Sunday, September 13, 2009

ARTICLE - MATERNAL HEALTH CARE - AFP

A PAINFUL BIRTH FOR FREE MEDICAL ASSISTANCE IN HAITI
By Jordi Zamora (AFP)

PORT AU PRINCE — Women can give birth for free at the Isaie Jeanty hospital in the Haitian capital thanks to foreign aid -- but hospital equipment theft is so rampant an operating room has been closed almost since the site opened.
Isaie Jeanty is an example of how millions of dollars in humanitarian aid to Haiti, the poorest country in the western hemisphere, can sometimes create obstacles as the country strives towards economic development.
"It is scandalous that the operating room was used for only one month," said Henriette Chamouillet, the local representative of the Pan American Health Organization (PAHO), as she leads a group of donors on a hospital tour.
The hospital director, Camille Figaro, rushes to unlock the doors to the unused room.
Inside the brand-new operating table seems unused, and it's covered with dust. The floor is dirty, and the medical equipment shelves are empty.
"Where is the equipment?" Chamouillet asks.
"There was no equipment," answers Figaro.
As Chamouillet continues her tour with the group, which includes PAHO Director Mirta Roses and representatives of the Organization of American States (OAS), Figaro sheepishly admits that "perhaps" the equipment is being used in the gynecology section.
At the Isaie Jeanty hospital, one of 49 Haitian hospitals where PAHO pays for obstetric services, women do not pay to give birth but do pay for gynecological operations such as removing an ovarian cyst or a tubal ligation.
This may solve the mystery of the missing equipment -- moved to an area of the hospital that can generate revenue.
But neither Chamouillet nor Roses -- whose group subsidized building the operating room four years ago -- are swayed by the argument.
PAHO pays 40 dollars for every birth at the hospital, and patients pay nothing, not even for C-sections or medicine.
"The lists are controlled" with help from anonymous collaborators, Roses told AFP. "But we cannot control the corruption."
Heavily pregnant women line up to deliver in the hospital, sitting on wooden benches or standing in the halls as they wait their turn.

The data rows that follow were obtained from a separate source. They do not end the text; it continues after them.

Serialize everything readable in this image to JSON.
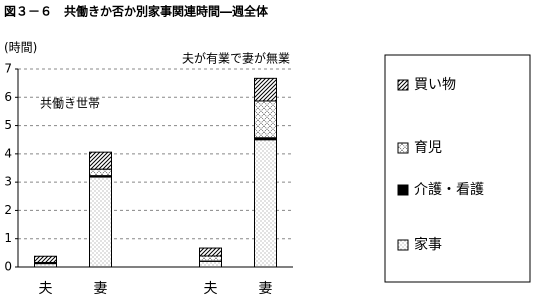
{
  "chart_data": {
    "type": "stacked-bar",
    "title": "図３－６　共働きか否か別家事関連時間―週全体",
    "y_label": "(時間)",
    "annotations": [
      "共働き世帯",
      "夫が有業で妻が無業"
    ],
    "categories": [
      "夫",
      "妻",
      null,
      "夫",
      "妻"
    ],
    "series": [
      {
        "name": "家事",
        "color": "#ffffff",
        "pattern": "dots",
        "values": [
          0.12,
          3.18,
          null,
          0.2,
          4.5
        ]
      },
      {
        "name": "介護・看護",
        "color": "#000000",
        "pattern": "solid",
        "values": [
          0.01,
          0.05,
          null,
          0.01,
          0.07
        ]
      },
      {
        "name": "育児",
        "color": "#ffffff",
        "pattern": "crossdots",
        "values": [
          0.03,
          0.23,
          null,
          0.18,
          1.3
        ]
      },
      {
        "name": "買い物",
        "color": "#ffffff",
        "pattern": "diagonal",
        "values": [
          0.22,
          0.6,
          null,
          0.28,
          0.8
        ]
      }
    ],
    "ylim": [
      0,
      7
    ],
    "yticks": [
      0,
      1,
      2,
      3,
      4,
      5,
      6,
      7
    ],
    "grid": true
  }
}
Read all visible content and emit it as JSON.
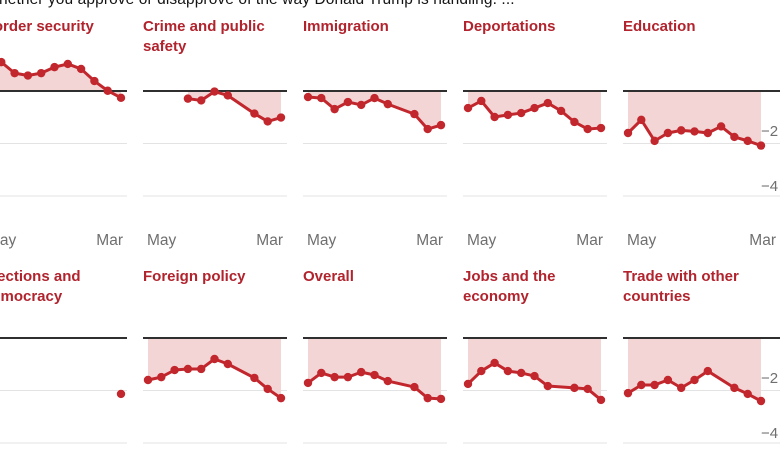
{
  "header": {
    "question_text": "hether you approve or disapprove of the way Donald Trump is handling. ..."
  },
  "colors": {
    "line_red": "#c1272d",
    "fill_pink": "#f3d5d5",
    "title_red": "#b1232d",
    "baseline_dark": "#2f2f2f",
    "gridline_gray": "#e3e3e3",
    "tick_text_gray": "#6f6f6f"
  },
  "chart_data": {
    "type": "line",
    "layout": "small-multiples-2x5",
    "question": "hether you approve or disapprove of the way Donald Trump is handling. ...",
    "x_tick_labels": [
      "May",
      "Mar"
    ],
    "y_tick_labels": [
      "−2",
      "−4"
    ],
    "y_gridline_values": [
      -20,
      -40
    ],
    "baseline_value": 0,
    "y_axis_note": "net approval, 0 baseline with -20 and -40 gridlines",
    "charts": [
      {
        "id": "border-security",
        "title": "Border security",
        "row": 0,
        "col": 0,
        "points": [
          [
            0,
            13
          ],
          [
            1,
            11
          ],
          [
            2,
            6.8
          ],
          [
            3,
            5.9
          ],
          [
            4,
            6.8
          ],
          [
            5,
            9.1
          ],
          [
            6,
            10.3
          ],
          [
            7,
            8.4
          ],
          [
            8,
            3.8
          ],
          [
            9,
            0.1
          ],
          [
            10,
            -2.6
          ]
        ]
      },
      {
        "id": "crime-and-public-safety",
        "title": "Crime and public safety",
        "row": 0,
        "col": 1,
        "points": [
          [
            3,
            -2.9
          ],
          [
            4,
            -3.6
          ],
          [
            5,
            -0.2
          ],
          [
            6,
            -1.7
          ],
          [
            8,
            -8.6
          ],
          [
            9,
            -11.6
          ],
          [
            10,
            -10.1
          ]
        ]
      },
      {
        "id": "immigration",
        "title": "Immigration",
        "row": 0,
        "col": 2,
        "points": [
          [
            0,
            -2.3
          ],
          [
            1,
            -2.7
          ],
          [
            2,
            -6.9
          ],
          [
            3,
            -4.2
          ],
          [
            4,
            -5.3
          ],
          [
            5,
            -2.7
          ],
          [
            6,
            -5
          ],
          [
            8,
            -8.8
          ],
          [
            9,
            -14.5
          ],
          [
            10,
            -13
          ]
        ]
      },
      {
        "id": "deportations",
        "title": "Deportations",
        "row": 0,
        "col": 3,
        "points": [
          [
            0,
            -6.5
          ],
          [
            1,
            -3.8
          ],
          [
            2,
            -9.9
          ],
          [
            3,
            -9.1
          ],
          [
            4,
            -8.4
          ],
          [
            5,
            -6.5
          ],
          [
            6,
            -4.6
          ],
          [
            7,
            -7.6
          ],
          [
            8,
            -11.8
          ],
          [
            9,
            -14.5
          ],
          [
            10,
            -14.1
          ]
        ]
      },
      {
        "id": "education",
        "title": "Education",
        "row": 0,
        "col": 4,
        "points": [
          [
            0,
            -16
          ],
          [
            1,
            -11
          ],
          [
            2,
            -19
          ],
          [
            3,
            -16
          ],
          [
            4,
            -15
          ],
          [
            5,
            -15.4
          ],
          [
            6,
            -16
          ],
          [
            7,
            -13.5
          ],
          [
            8,
            -17.5
          ],
          [
            9,
            -19
          ],
          [
            10,
            -20.8
          ]
        ]
      },
      {
        "id": "elections-and-democracy",
        "title": "Elections and democracy",
        "row": 1,
        "col": 0,
        "points": [
          [
            10,
            -21.3
          ]
        ]
      },
      {
        "id": "foreign-policy",
        "title": "Foreign policy",
        "row": 1,
        "col": 1,
        "points": [
          [
            0,
            -16
          ],
          [
            1,
            -14.9
          ],
          [
            2,
            -12.2
          ],
          [
            3,
            -11.8
          ],
          [
            4,
            -11.8
          ],
          [
            5,
            -8
          ],
          [
            6,
            -9.9
          ],
          [
            8,
            -15.2
          ],
          [
            9,
            -19.4
          ],
          [
            10,
            -22.9
          ]
        ]
      },
      {
        "id": "overall",
        "title": "Overall",
        "row": 1,
        "col": 2,
        "points": [
          [
            0,
            -17.1
          ],
          [
            1,
            -13.3
          ],
          [
            2,
            -14.9
          ],
          [
            3,
            -14.9
          ],
          [
            4,
            -13
          ],
          [
            5,
            -14.1
          ],
          [
            6,
            -16.4
          ],
          [
            8,
            -18.7
          ],
          [
            9,
            -22.9
          ],
          [
            10,
            -23.2
          ]
        ]
      },
      {
        "id": "jobs-and-the-economy",
        "title": "Jobs and the economy",
        "row": 1,
        "col": 3,
        "points": [
          [
            0,
            -17.5
          ],
          [
            1,
            -12.6
          ],
          [
            2,
            -9.5
          ],
          [
            3,
            -12.6
          ],
          [
            4,
            -13.3
          ],
          [
            5,
            -14.5
          ],
          [
            6,
            -18.3
          ],
          [
            8,
            -19
          ],
          [
            9,
            -19.4
          ],
          [
            10,
            -23.6
          ]
        ]
      },
      {
        "id": "trade-with-other-countries",
        "title": "Trade with other countries",
        "row": 1,
        "col": 4,
        "points": [
          [
            0,
            -21
          ],
          [
            1,
            -17.9
          ],
          [
            2,
            -17.9
          ],
          [
            3,
            -16
          ],
          [
            4,
            -19
          ],
          [
            5,
            -16
          ],
          [
            6,
            -12.6
          ],
          [
            8,
            -19
          ],
          [
            9,
            -21.3
          ],
          [
            10,
            -24
          ]
        ]
      }
    ]
  }
}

Screams coming from women who are giving birth can be heard in the hallway, which are clean but bare.
"We don't have sheets," Figaro says, pleading for assistance.
"We can't give sheets, that's not our responsibility," Chamouillet says.
In a room packed with patients, a woman who gives her name only as Maria smiles weakly.
Four days earlier she had a Cesarean and gave birth to a boy, who is clean and sleeps peacefully.
"I paid nothing," she says. She closes her eyes and rubs her belly.
When asked if she paid for her medicine, her eyes open wide. "Any chance you can lend me some money?" she asks.
The female mortality rate at birth in Haiti was at nearly 700 women for each 100,000 births before the PAHO program began, the highest in all the Americas, according to the health group. At that time two-thirds of Haiti's pregnant women gave birth at home.
But since the aid program began in 2005, the mortality rate has dropped in hospitals in the PAHO program to 130 for each 100,000 births.
For that reason assistance to the Jeanty hospital will continue, despite the vanishing equipment or lack of sheets, Chamouillet and Roses said.
Oversight however will be tighter, they insist.
"It's clean and they meet their commitment of not charging," Roses said.
Haiti asked for more international community aid for next year, and at a conference of donors in April collected 327 million dollars in pledged assistance.
"There's never been such a high commitment from the international community" since the arrival of a United Nations military stabilization force in 2004, OAS Assistant Secretary General Albert Ramdin, who headed a delegation of senior officials to Haiti, told reporters.
"But if you put the bar too high, you will become disappointed," he said.